There are three primary types of insider risks to be aware of, according to the Harvard Business Review.
1. Human error. Accidents such as misaddressed emails, stolen devices and confidential data sent to insecure home systems can lead to costly situations. The group of employees at highest risk for committing such errors are IT administrators, "whose complete access to company infrastructure can turn a small mistake into a catastrophe," according to the report.
2. Malicious employees. Unfortunately, sometimes employees aim to steal competitive information, sell data or intelligence or just have a vendetta against the organization.
3. Cyber criminals who steal employees' identities. Cyber criminals can hijack employees' identities through malware or phishing schemes, giving them access to secured information.
The most perilous aspect of insider threats is such attacks come from trusted systems and can fly under the radar. Therefore, managers must be aware of what signals to look for and how to focus their security efforts. Here are four tips from the Harvard Business Review.
1. Protect the most important assets. Malicious actors are interested in access to the business' "crown jewels." After identifying the most valuable systems and data, give them the strongest defense and most frequent monitoring.
2. Leverage deep analytics.
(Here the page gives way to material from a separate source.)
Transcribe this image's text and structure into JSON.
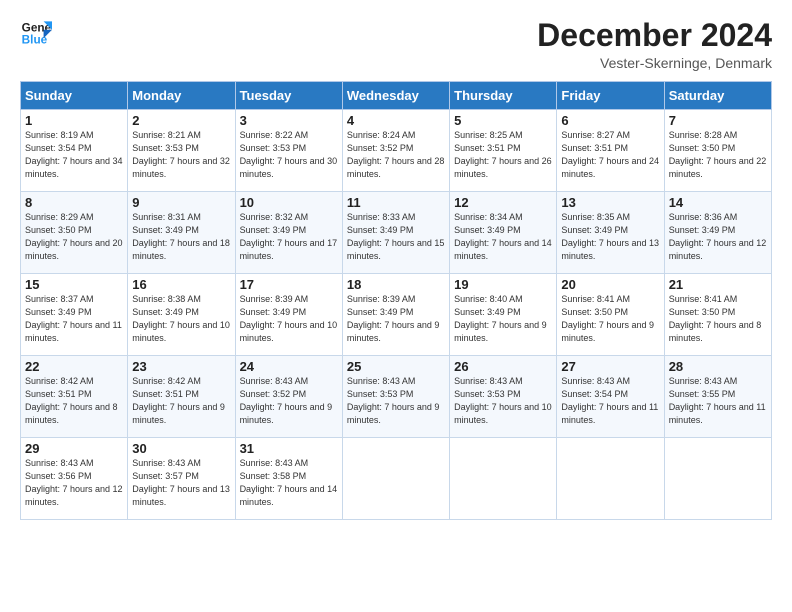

Deep analytics can reveal deviations from normal behavior in how employees interact with technology, which could indicate if and when a system has been compromised.
3. Get to know your employees. Knowing the employees who have the greatest potential for damage and addressing the security risks these people represent is crucial. IT administrators, top executives, key vendors and at-risk employees should be monitored with enhanced vigilance, according to the report.
4. Remember the basics. New technology and tools are revered in the IT world, but sticking to the basics is important for protection. For example, enforcing strong standards for user identities and passwords makes stealing credentials much more difficult.